Battery-Free Operation
Embedded computer modules employ a serial EEPROM chip to store a backup copy of the CMOS RAM data. This eliminates any vulnerability of configuration data to battery failure, which is a common problem among desktop systems. Battery less operation also allows products to be used in systems which may be exposed to explosive environmental gases.
No-Fail Startup
Embedded computer modules employ various techniques for assuring correct system startup even under adverse conditions. Years of effort have gone into fine-tuning the BIOS to intelligently manage startup errors in case user intervention is not possible.
Instant-On Support
Many embedded systems are required to boot up and begin processing within seconds of system power-up. This is much different than desktop PCs, which commonly take a minute or more to reach a fully operational state. Embedded computer modules provide sophisticated capabilities for dramatically reducing startup delays.
Unattended Operation
Some types of embedded systems are designed to operate unattended for weeks, months, or even years at a time with no user intervention. Such embedded systems should be designed to allow independent operation for extended periods of time.

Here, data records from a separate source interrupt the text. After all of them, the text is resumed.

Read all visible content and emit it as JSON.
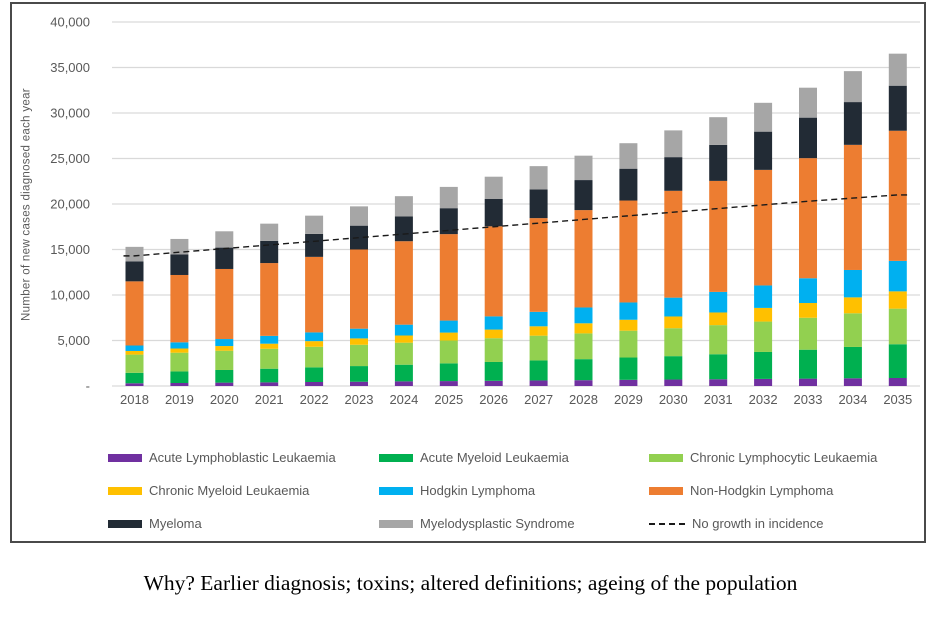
{
  "chart_data": {
    "type": "bar",
    "stacked": true,
    "title": "",
    "xlabel": "",
    "ylabel": "Number of new cases diagnosed each year",
    "ylim": [
      0,
      40000
    ],
    "grid": true,
    "legend_position": "bottom",
    "y_ticks": [
      {
        "value": 0,
        "label": "-"
      },
      {
        "value": 5000,
        "label": "5,000"
      },
      {
        "value": 10000,
        "label": "10,000"
      },
      {
        "value": 15000,
        "label": "15,000"
      },
      {
        "value": 20000,
        "label": "20,000"
      },
      {
        "value": 25000,
        "label": "25,000"
      },
      {
        "value": 30000,
        "label": "30,000"
      },
      {
        "value": 35000,
        "label": "35,000"
      },
      {
        "value": 40000,
        "label": "40,000"
      }
    ],
    "categories": [
      "2018",
      "2019",
      "2020",
      "2021",
      "2022",
      "2023",
      "2024",
      "2025",
      "2026",
      "2027",
      "2028",
      "2029",
      "2030",
      "2031",
      "2032",
      "2033",
      "2034",
      "2035"
    ],
    "series": [
      {
        "name": "Acute Lymphoblastic Leukaemia",
        "color": "#7030A0",
        "values": [
          300,
          330,
          370,
          400,
          440,
          470,
          510,
          540,
          570,
          610,
          640,
          680,
          710,
          740,
          780,
          810,
          850,
          880
        ]
      },
      {
        "name": "Acute Myeloid Leukaemia",
        "color": "#00B050",
        "values": [
          1150,
          1270,
          1390,
          1500,
          1610,
          1720,
          1830,
          1950,
          2070,
          2200,
          2310,
          2450,
          2570,
          2750,
          2960,
          3180,
          3440,
          3710
        ]
      },
      {
        "name": "Chronic Lymphocytic Leukaemia",
        "color": "#92D050",
        "values": [
          2000,
          2060,
          2120,
          2190,
          2260,
          2340,
          2420,
          2510,
          2610,
          2720,
          2830,
          2950,
          3070,
          3200,
          3340,
          3510,
          3700,
          3910
        ]
      },
      {
        "name": "Chronic Myeloid Leukaemia",
        "color": "#FFC000",
        "values": [
          400,
          460,
          510,
          560,
          620,
          700,
          790,
          870,
          950,
          1030,
          1110,
          1200,
          1290,
          1390,
          1500,
          1620,
          1750,
          1900
        ]
      },
      {
        "name": "Hodgkin Lymphoma",
        "color": "#00B0F0",
        "values": [
          600,
          680,
          770,
          860,
          960,
          1070,
          1190,
          1320,
          1450,
          1590,
          1740,
          1900,
          2070,
          2260,
          2470,
          2720,
          3010,
          3350
        ]
      },
      {
        "name": "Non-Hodgkin Lymphoma",
        "color": "#ED7D31",
        "values": [
          7050,
          7400,
          7700,
          8000,
          8300,
          8700,
          9170,
          9500,
          9900,
          10300,
          10700,
          11200,
          11740,
          12200,
          12700,
          13200,
          13750,
          14300
        ]
      },
      {
        "name": "Myeloma",
        "color": "#222B35",
        "values": [
          2200,
          2270,
          2350,
          2430,
          2520,
          2620,
          2720,
          2850,
          3000,
          3150,
          3300,
          3500,
          3700,
          3950,
          4200,
          4450,
          4700,
          4950
        ]
      },
      {
        "name": "Myelodysplastic Syndrome",
        "color": "#A6A6A6",
        "values": [
          1590,
          1690,
          1790,
          1900,
          2010,
          2120,
          2230,
          2340,
          2450,
          2560,
          2680,
          2800,
          2940,
          3050,
          3170,
          3290,
          3400,
          3520
        ]
      }
    ],
    "line_series": {
      "name": "No growth in incidence",
      "color": "#1a1a1a",
      "style": "dashed",
      "values": [
        14300,
        14700,
        15100,
        15500,
        15900,
        16300,
        16700,
        17100,
        17500,
        17900,
        18300,
        18700,
        19100,
        19500,
        19900,
        20300,
        20650,
        21000
      ]
    }
  },
  "caption": {
    "text": "Why? Earlier diagnosis; toxins; altered definitions; ageing of the population"
  }
}
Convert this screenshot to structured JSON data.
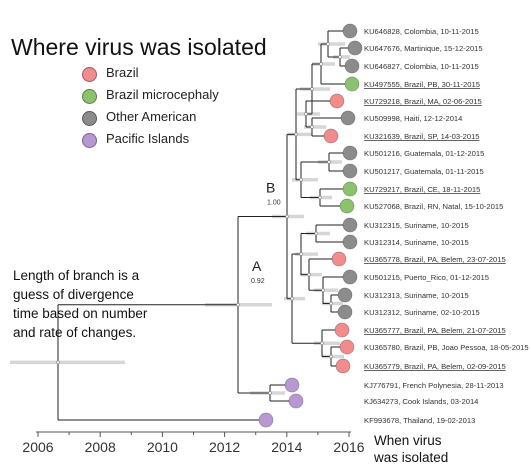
{
  "title": "Where virus was isolated",
  "legend": [
    {
      "label": "Brazil",
      "color": "#f08c8c"
    },
    {
      "label": "Brazil microcephaly",
      "color": "#8cc26e"
    },
    {
      "label": "Other American",
      "color": "#8c8c8c"
    },
    {
      "label": "Pacific Islands",
      "color": "#b898d2"
    }
  ],
  "note_lines": [
    "Length of branch is a",
    "guess of divergence",
    "time based on number",
    "and rate of changes."
  ],
  "axis_caption_lines": [
    "When virus",
    "was isolated"
  ],
  "axis": {
    "ticks": [
      "2006",
      "2008",
      "2010",
      "2012",
      "2014",
      "2016"
    ],
    "range": [
      2006,
      2016
    ]
  },
  "nodes": [
    {
      "letter": "A",
      "support": "0.92"
    },
    {
      "letter": "B",
      "support": "1.00"
    }
  ],
  "leaves": [
    {
      "label": "KU646828, Colombia, 10-11-2015",
      "group": "other",
      "underline": false
    },
    {
      "label": "KU647676, Martinique, 15-12-2015",
      "group": "other",
      "underline": false
    },
    {
      "label": "KU646827, Colombia, 10-11-2015",
      "group": "other",
      "underline": false
    },
    {
      "label": "KU497555, Brazil, PB, 30-11-2015",
      "group": "microcephaly",
      "underline": true
    },
    {
      "label": "KU729218, Brazil, MA, 02-06-2015",
      "group": "brazil",
      "underline": true
    },
    {
      "label": "KU509998, Haiti, 12-12-2014",
      "group": "other",
      "underline": false
    },
    {
      "label": "KU321639, Brazil, SP, 14-03-2015",
      "group": "brazil",
      "underline": true
    },
    {
      "label": "KU501216, Guatemala, 01-12-2015",
      "group": "other",
      "underline": false
    },
    {
      "label": "KU501217, Guatemala, 01-11-2015",
      "group": "other",
      "underline": false
    },
    {
      "label": "KU729217, Brazil, CE, 18-11-2015",
      "group": "microcephaly",
      "underline": true
    },
    {
      "label": "KU527068, Brazil, RN, Natal, 15-10-2015",
      "group": "microcephaly",
      "underline": false
    },
    {
      "label": "KU312315, Suriname, 10-2015",
      "group": "other",
      "underline": false
    },
    {
      "label": "KU312314, Suriname, 10-2015",
      "group": "other",
      "underline": false
    },
    {
      "label": "KU365778, Brazil, PA, Belem, 23-07-2015",
      "group": "brazil",
      "underline": true
    },
    {
      "label": "KU501215, Puerto_Rico, 01-12-2015",
      "group": "other",
      "underline": false
    },
    {
      "label": "KU312313, Suriname, 10-2015",
      "group": "other",
      "underline": false
    },
    {
      "label": "KU312312, Suriname, 02-10-2015",
      "group": "other",
      "underline": false
    },
    {
      "label": "KU365777, Brazil, PA, Belem, 21-07-2015",
      "group": "brazil",
      "underline": true
    },
    {
      "label": "KU365780, Brazil, PB, Joao Pessoa, 18-05-2015",
      "group": "brazil",
      "underline": false
    },
    {
      "label": "KU365779, Brazil, PA, Belem, 02-09-2015",
      "group": "brazil",
      "underline": true
    },
    {
      "label": "KJ776791, French Polynesia, 28-11-2013",
      "group": "pacific",
      "underline": false
    },
    {
      "label": "KJ634273, Cook Islands, 03-2014",
      "group": "pacific",
      "underline": false
    },
    {
      "label": "KF993678, Thailand, 19-02-2013",
      "group": "pacific",
      "underline": false
    }
  ],
  "colors": {
    "brazil": "#f08c8c",
    "microcephaly": "#8cc26e",
    "other": "#8c8c8c",
    "pacific": "#b898d2",
    "branch": "#222222",
    "error_bar": "#d6d6d6"
  }
}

Embedded Systems versus General Purpose Systems
An embedded system is usually classified as a system that has a set of predefined, specific functions to be performed and in which the resources are constrained. Take for example, a digital wrist watch. It is an embedded system, and it has several readily apparent functions:keeping the time, perhaps several stopwatch functions, and an alarm. It also has several resource constraints. The processor that is operating the watch cannot be very large, or else no one would wear it. The power consumption must be minimal; only a small battery can be contained in that watch and that battery should last almost as long as the watch itself.And finally, it must accurately display the time . consistently, for no one wants a watch that is inaccurate. Each embedded design satisfies its own set of functions and constraints.This is different from general purpose systems, such as the computer that sits on a desk in an office. The processor running that computer is termed a ”general purpose” processor because it was designed to perform many different tasks well, as opposed to an embedded system that has been built to perform a few specific tasks either very well or within very strict parameters.